The seamstress did not have an ounce of magic in her body like the wizards or lords who were guardians over the realm, however, her words surrounded the small group of children like the sun's brightest light on the darkest of nights. Their imaginations are all actively taking in her words and twisting them into images in their heads. Time spent with these children made Navaheya wish to bear her own child, to care for them, and to love them as she was doing for the sweet and innocent children in Imladris. We all wish for things we cannot have.

The chances of her bearing a child were zero. She would not take the risk of bearing a daughter and having Pandora Decay continue in Middle Earth. Navaheya would make the sacrifice to allow every other elf the ability to live and bear children without the fear that the rare elven illness would rip them or their families away. Navaheya Silverlace would end the disease, for all of Middle Earth, no matter how much mental anguish and loneliness she would have to endure. Let alone remaining a virgin for her entire life, Navaheya was cursed to be stuck. Stuck in her head, stuck in her body, never able to experience the love of sharing her body and a body being shared with her, no matter how much she truly desired it. She would never bear children, she would never risk it by giving away that piece of her to someone.

As hard as that sacrifice was to make, there was no one else other than Prince Thranduil that she trusted that part of herself with, that she trusted with that level of her purity and virginity. Given the circumstances of not being able to have the prince at all, she was a bit more okay with the sacrifice of not having children. Maybe one day she would be able to see him again, or one day she would be able to open the letter that rested in her pocket since she had received it. But that day was not today. Realistically, she could understand that there was no reason not to open the letter, yet she still couldn't bring herself to read the words written inside.

A full week had passed since her visible change in mood, a week of feeling slightly more like herself. Every day she sat with the children of the city, her afternoons were spent at her mother's side, and during the nights, she would either be with the seamstresses of Rivendell assisting them with their projects or designing garments herself or occasionally she would be back with the children telling them bedtime stories.

As she finished retelling a story her mother had once told her of dragons made of stars finding love in the skies, she realized that dark and thick clouds had begun to crawl their way over the sky, making the stars disappear one by one. 

She ushered the children up from the ground and back to the orphanage within the city before the clouds completely hid the view of the stars above.
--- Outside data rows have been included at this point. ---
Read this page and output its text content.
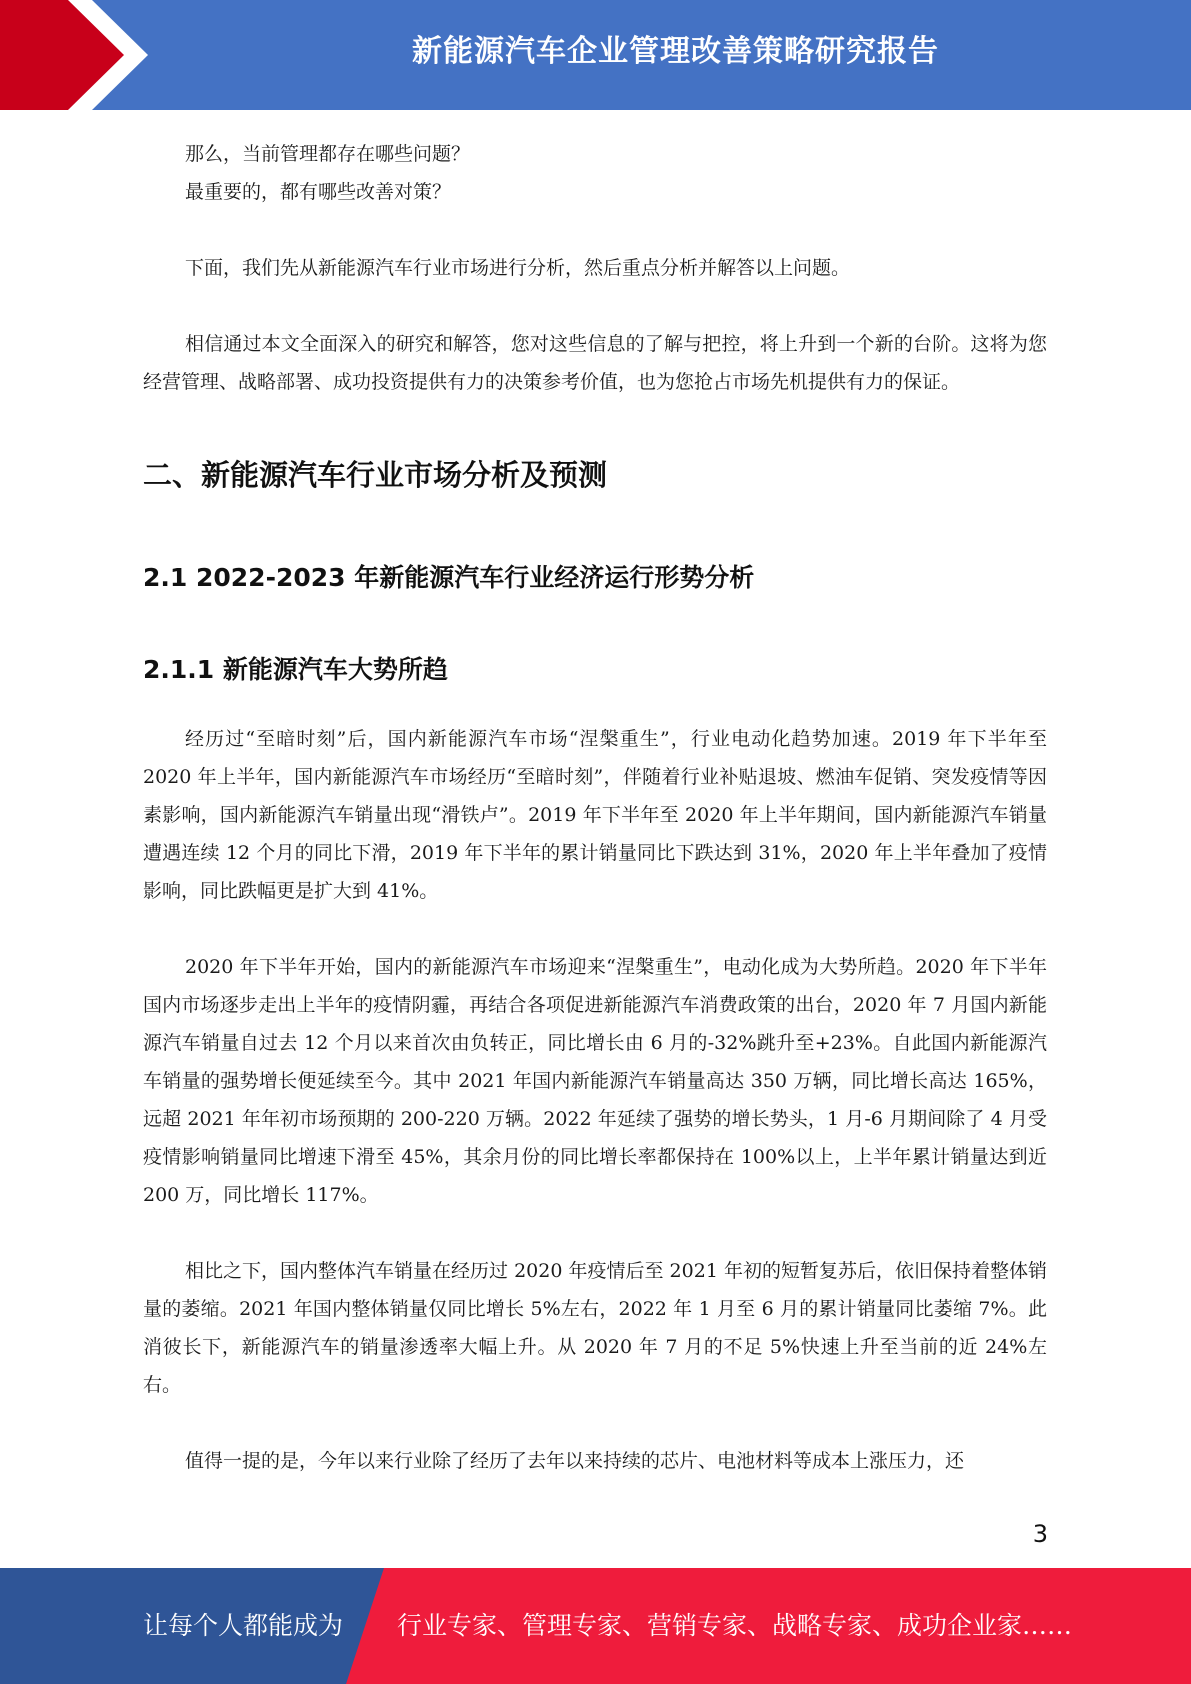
新能源汽车企业管理改善策略研究报告

那么，当前管理都存在哪些问题？

最重要的，都有哪些改善对策？

下面，我们先从新能源汽车行业市场进行分析，然后重点分析并解答以上问题。

相信通过本文全面深入的研究和解答，您对这些信息的了解与把控，将上升到一个新的台阶。这将为您经营管理、战略部署、成功投资提供有力的决策参考价值，也为您抢占市场先机提供有力的保证。

二、新能源汽车行业市场分析及预测
2.1 2022-2023 年新能源汽车行业经济运行形势分析
2.1.1 新能源汽车大势所趋

经历过“至暗时刻”后，国内新能源汽车市场“涅槃重生”，行业电动化趋势加速。2019 年下半年至 2020 年上半年，国内新能源汽车市场经历“至暗时刻”，伴随着行业补贴退坡、燃油车促销、突发疫情等因素影响，国内新能源汽车销量出现“滑铁卢”。2019 年下半年至 2020 年上半年期间，国内新能源汽车销量遭遇连续 12 个月的同比下滑，2019 年下半年的累计销量同比下跌达到 31%，2020 年上半年叠加了疫情影响，同比跌幅更是扩大到 41%。

2020 年下半年开始，国内的新能源汽车市场迎来“涅槃重生”，电动化成为大势所趋。2020 年下半年国内市场逐步走出上半年的疫情阴霾，再结合各项促进新能源汽车消费政策的出台，2020 年 7 月国内新能源汽车销量自过去 12 个月以来首次由负转正，同比增长由 6 月的-32%跳升至+23%。自此国内新能源汽车销量的强势增长便延续至今。其中 2021 年国内新能源汽车销量高达 350 万辆，同比增长高达 165%，远超 2021 年年初市场预期的 200-220 万辆。2022 年延续了强势的增长势头，1 月-6 月期间除了 4 月受疫情影响销量同比增速下滑至 45%，其余月份的同比增长率都保持在 100%以上，上半年累计销量达到近 200 万，同比增长 117%。

相比之下，国内整体汽车销量在经历过 2020 年疫情后至 2021 年初的短暂复苏后，依旧保持着整体销量的萎缩。2021 年国内整体销量仅同比增长 5%左右，2022 年 1 月至 6 月的累计销量同比萎缩 7%。此消彼长下，新能源汽车的销量渗透率大幅上升。从 2020 年 7 月的不足 5%快速上升至当前的近 24%左右。

值得一提的是，今年以来行业除了经历了去年以来持续的芯片、电池材料等成本上涨压力，还

3
让每个人都能成为 行业专家、管理专家、营销专家、战略专家、成功企业家……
Navaheya wrapped her light blue with a silver trim cloak around her tighter as big white flakes started to float down from the sky. The seamstress slowed her pace as she traveled back up the city paths to the palace with the snow falling on her and settling into her cloak. The air bit at her body but she didn't seem to mind, even when it would take far more effort to warm her body back up than it would for a normal elf. The cold flakes hitting her face were soothing.

Acceptance can do wonderful things for people, it can destroy them just to build them back up stronger. Navaheya was at a point of feeling deeper than she ever had before, the little things felt larger than they used to, her emotions ran deeper, and her whole self felt like it was basking in the environment around her. The silver-haired elf was aware that there was only one more thing she was waiting for, one more shoe to drop to make all her progress reverse. However, she was hoping that day was far enough in the future for her to fully heal her wounds so they wouldn't be so deep when they stabbed into her soul.